白川徹さんのアフガニスタン報告会

今日は、ジャーナリスト白川徹さんのアフガニスタン報告会に行ってきた。2006年からアフガンを取材されてきたそうだが、外国人の単独取材は危険になってきたので、今回はアメリカ軍の従軍取材という方法をとったそうだ。

アメリカは志願兵であり、志願をすると大学へ無料で行くことができる。だから志願兵たちは貧困層が多く、言葉にいたるところに「FUCK」を入れるような人たちであったと。そんな彼らはやはりアフガンのことは何も知らず、「アフガンの自由と独立のために」戦っていると信じてやまないそうだ。しかし、アフガンの文化も学ぼうとせず、尊重もしようとしない彼は、当然アフガンの人々から疎まれている。

一方、タリバンは、今や本家のタリバンはアフガンにはもういなく、パキスタンに逃げているそうだ。現在タリバンと呼ばれている人々は、その本家のタリバンとは全く関係がなく、米兵たちに空爆された一般の人々が武器を持って立ち上がっているそうだ。家族を殺された恨みで復讐をしているので、やり方は残虐で容赦ない。だからタリバンとは何かと問うたら、「アフガニスタンの自由と独立のために戦う戦士。」なのだそうだ。ペシャワール会の中村医師曰く、「幕末の頃の日本の攘夷運動と同じだ。」と。また、「タリバンを全滅させようとするならば、アフガンの大多数を占めるパシュトゥーン族を一人残らず殺すしかない。」ともおっしゃっているそうだ。
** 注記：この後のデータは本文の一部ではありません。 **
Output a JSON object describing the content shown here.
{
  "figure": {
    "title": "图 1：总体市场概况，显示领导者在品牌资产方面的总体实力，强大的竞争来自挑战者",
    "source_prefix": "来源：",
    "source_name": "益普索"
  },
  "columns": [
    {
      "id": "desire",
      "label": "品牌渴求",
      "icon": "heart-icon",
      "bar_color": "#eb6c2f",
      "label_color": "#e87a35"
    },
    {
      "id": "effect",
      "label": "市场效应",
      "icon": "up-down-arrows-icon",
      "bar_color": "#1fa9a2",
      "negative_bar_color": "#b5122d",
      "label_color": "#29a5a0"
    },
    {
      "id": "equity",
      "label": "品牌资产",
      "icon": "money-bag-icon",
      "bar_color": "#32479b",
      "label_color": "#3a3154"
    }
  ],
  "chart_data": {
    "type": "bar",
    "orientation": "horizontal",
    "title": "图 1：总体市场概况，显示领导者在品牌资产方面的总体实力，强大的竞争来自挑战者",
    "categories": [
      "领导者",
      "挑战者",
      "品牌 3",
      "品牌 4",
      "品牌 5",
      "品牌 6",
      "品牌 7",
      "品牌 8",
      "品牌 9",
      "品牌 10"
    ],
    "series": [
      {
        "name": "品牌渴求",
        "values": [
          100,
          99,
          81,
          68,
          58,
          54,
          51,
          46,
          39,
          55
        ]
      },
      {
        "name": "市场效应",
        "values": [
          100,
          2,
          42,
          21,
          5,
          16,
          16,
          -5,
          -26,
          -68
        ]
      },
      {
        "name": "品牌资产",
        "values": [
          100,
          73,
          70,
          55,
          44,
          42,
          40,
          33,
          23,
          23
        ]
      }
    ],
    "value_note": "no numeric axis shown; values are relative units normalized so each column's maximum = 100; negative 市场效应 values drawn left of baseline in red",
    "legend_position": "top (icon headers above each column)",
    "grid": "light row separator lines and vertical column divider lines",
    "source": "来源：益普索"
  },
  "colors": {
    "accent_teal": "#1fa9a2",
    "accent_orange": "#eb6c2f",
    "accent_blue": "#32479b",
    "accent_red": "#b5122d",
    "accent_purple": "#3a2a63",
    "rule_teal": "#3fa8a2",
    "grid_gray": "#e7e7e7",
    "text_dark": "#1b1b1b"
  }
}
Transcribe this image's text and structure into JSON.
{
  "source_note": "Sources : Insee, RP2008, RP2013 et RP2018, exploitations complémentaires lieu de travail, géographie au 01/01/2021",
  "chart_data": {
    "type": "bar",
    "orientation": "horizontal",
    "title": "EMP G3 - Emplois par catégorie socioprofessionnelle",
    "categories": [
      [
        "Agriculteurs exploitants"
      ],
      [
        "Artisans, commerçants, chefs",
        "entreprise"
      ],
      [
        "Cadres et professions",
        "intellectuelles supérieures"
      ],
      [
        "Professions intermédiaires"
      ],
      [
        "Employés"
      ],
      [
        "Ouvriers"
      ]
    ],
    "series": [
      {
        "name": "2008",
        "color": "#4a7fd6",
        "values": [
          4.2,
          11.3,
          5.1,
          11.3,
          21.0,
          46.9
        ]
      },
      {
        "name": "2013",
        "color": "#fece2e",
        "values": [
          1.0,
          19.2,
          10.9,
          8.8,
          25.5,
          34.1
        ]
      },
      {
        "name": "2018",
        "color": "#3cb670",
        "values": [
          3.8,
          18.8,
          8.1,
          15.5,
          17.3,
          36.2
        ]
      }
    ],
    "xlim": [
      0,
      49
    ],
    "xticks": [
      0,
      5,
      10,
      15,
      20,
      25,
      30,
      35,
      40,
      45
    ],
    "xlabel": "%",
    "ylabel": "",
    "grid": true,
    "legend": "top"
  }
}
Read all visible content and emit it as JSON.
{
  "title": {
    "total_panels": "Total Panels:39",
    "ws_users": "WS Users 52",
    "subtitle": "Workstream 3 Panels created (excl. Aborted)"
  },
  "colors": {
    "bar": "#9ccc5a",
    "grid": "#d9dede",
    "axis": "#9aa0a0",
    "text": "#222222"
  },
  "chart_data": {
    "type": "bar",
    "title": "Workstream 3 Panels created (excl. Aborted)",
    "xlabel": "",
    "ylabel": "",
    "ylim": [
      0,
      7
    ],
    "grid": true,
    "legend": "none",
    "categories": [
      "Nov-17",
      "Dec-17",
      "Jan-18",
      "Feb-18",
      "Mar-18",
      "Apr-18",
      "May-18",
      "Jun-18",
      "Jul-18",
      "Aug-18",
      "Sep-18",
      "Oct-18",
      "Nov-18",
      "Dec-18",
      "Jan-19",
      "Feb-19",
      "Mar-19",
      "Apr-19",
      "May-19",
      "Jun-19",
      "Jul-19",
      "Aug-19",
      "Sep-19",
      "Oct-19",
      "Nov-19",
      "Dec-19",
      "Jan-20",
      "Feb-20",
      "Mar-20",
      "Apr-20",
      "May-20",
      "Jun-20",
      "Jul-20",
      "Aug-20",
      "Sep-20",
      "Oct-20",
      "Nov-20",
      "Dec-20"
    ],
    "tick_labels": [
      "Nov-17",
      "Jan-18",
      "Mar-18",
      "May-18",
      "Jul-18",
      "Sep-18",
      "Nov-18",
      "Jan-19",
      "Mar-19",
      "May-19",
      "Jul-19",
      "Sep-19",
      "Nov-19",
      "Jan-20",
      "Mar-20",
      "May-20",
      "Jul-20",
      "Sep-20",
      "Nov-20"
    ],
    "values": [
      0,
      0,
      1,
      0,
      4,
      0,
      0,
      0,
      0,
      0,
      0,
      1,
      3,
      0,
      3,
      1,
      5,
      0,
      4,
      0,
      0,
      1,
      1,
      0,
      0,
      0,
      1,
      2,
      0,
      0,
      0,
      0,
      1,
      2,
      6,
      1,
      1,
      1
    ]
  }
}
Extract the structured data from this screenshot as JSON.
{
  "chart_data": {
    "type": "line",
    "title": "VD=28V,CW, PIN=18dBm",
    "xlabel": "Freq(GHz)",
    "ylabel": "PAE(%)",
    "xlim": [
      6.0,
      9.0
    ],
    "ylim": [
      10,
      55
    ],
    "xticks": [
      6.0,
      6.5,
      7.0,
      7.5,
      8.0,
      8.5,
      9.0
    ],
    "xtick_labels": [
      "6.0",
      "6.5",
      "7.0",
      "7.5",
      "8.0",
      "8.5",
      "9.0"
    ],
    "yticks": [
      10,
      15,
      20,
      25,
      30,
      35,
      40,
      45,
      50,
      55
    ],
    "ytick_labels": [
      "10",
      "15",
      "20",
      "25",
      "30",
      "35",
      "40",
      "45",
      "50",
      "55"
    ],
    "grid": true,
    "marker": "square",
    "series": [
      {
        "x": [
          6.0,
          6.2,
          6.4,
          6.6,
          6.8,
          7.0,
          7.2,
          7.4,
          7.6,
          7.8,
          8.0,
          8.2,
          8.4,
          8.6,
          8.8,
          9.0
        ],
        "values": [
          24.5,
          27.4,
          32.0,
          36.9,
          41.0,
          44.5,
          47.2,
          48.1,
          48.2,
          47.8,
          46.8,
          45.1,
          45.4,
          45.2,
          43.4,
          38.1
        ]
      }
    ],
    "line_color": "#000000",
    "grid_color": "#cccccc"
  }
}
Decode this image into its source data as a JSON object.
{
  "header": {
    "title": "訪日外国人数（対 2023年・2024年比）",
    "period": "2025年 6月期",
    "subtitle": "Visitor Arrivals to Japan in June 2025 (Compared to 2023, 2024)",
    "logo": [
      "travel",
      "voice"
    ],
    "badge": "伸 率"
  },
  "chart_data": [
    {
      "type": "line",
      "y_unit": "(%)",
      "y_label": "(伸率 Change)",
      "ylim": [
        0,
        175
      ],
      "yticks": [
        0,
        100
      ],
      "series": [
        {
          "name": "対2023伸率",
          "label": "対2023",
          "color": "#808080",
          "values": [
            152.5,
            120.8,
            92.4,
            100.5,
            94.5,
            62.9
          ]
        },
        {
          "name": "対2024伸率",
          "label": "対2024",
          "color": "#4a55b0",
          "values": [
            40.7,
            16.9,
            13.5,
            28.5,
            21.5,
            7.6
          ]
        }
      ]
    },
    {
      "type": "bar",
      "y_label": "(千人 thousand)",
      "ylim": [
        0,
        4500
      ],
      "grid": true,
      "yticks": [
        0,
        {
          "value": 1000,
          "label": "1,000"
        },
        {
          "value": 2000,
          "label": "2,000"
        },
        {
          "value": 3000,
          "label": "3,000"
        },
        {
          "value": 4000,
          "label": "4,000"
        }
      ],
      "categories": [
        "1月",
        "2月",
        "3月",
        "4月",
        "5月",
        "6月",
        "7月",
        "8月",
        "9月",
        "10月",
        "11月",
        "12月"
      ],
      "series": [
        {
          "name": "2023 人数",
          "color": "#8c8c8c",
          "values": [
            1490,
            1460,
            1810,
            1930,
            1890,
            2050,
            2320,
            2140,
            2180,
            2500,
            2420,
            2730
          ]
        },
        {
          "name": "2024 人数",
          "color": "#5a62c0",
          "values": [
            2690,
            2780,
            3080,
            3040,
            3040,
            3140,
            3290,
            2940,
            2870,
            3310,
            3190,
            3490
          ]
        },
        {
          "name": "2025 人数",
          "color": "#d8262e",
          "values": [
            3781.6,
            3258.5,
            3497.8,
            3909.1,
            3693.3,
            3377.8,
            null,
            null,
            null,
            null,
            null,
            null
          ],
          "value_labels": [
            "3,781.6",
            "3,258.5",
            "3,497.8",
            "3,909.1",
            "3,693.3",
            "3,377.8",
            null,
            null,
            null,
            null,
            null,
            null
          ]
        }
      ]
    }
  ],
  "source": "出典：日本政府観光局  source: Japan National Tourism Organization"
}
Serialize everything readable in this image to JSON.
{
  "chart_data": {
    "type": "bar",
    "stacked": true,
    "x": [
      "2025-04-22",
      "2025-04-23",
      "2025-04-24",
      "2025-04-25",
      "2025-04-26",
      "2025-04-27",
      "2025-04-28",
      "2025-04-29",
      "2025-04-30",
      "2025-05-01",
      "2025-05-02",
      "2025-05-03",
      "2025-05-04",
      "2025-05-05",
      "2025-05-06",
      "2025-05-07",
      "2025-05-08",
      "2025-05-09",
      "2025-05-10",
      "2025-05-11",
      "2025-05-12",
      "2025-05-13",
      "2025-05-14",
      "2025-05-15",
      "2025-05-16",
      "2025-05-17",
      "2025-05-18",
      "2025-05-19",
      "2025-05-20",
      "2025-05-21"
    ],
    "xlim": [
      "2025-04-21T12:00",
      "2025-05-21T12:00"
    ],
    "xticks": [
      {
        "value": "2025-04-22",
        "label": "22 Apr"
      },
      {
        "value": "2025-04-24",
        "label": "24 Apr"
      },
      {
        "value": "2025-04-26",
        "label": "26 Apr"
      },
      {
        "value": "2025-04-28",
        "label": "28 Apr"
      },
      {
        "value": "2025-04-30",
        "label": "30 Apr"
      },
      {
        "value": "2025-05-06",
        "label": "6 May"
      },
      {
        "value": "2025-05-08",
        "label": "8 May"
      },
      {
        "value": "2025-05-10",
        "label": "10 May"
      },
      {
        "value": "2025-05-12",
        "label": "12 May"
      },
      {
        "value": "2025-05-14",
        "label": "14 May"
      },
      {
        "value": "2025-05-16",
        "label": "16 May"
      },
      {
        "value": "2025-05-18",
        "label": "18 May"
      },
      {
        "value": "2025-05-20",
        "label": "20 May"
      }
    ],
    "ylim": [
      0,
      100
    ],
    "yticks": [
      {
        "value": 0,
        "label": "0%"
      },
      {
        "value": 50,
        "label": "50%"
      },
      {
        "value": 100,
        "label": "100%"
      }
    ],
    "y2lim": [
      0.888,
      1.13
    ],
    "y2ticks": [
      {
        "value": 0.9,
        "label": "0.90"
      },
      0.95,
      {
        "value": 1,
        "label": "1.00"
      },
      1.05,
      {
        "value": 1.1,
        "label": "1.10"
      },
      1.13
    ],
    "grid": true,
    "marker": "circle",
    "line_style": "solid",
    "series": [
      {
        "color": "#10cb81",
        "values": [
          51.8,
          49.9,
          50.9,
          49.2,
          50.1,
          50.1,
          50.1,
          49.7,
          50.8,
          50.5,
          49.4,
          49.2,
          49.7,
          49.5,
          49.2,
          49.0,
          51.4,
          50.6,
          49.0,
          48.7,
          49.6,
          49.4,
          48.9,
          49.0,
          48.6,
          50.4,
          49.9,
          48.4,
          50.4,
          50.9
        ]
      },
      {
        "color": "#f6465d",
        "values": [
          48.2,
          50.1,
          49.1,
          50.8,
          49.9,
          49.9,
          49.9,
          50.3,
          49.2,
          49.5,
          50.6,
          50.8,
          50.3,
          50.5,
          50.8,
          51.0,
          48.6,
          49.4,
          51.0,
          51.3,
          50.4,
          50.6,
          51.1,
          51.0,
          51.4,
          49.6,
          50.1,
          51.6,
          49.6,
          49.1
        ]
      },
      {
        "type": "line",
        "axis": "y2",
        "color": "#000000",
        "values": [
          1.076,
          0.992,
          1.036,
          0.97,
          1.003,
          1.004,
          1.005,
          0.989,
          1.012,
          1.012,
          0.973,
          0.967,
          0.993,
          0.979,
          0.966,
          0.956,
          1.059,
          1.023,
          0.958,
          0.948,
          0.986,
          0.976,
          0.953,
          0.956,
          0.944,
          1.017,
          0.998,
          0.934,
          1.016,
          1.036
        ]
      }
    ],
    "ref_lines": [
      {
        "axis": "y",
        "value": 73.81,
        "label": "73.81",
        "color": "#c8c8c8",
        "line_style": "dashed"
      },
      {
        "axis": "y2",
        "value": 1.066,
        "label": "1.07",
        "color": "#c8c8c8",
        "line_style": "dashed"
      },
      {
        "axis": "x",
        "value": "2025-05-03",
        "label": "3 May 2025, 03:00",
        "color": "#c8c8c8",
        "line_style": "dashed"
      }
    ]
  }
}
アフガンの人々は貧困である。幸福度調査では、世界で下から二番目になるそうだ。旱魃や永らく続く戦争の所為で食べることもままならない状態だ。白川さんが知り合ったある家庭では、まだ十数歳の女の子が、一家を養うためにヘドロの掃除をする仕事をしていた。しかも、アフガンでは初潮を迎えると、ヘジャブを被り外出はできなくなるので、その女の子は生理があるにもかかわらず、それを隠して仕事をしていたそうだ。

今回、色んな話を聞くことができて、良かった。白川さんはまだ26歳にも関わらず、とても落ち着いた方で、誠実な話し方に好感を持った。現在、本も執筆しているそうで、出版されたら是非読んでみたいと思う。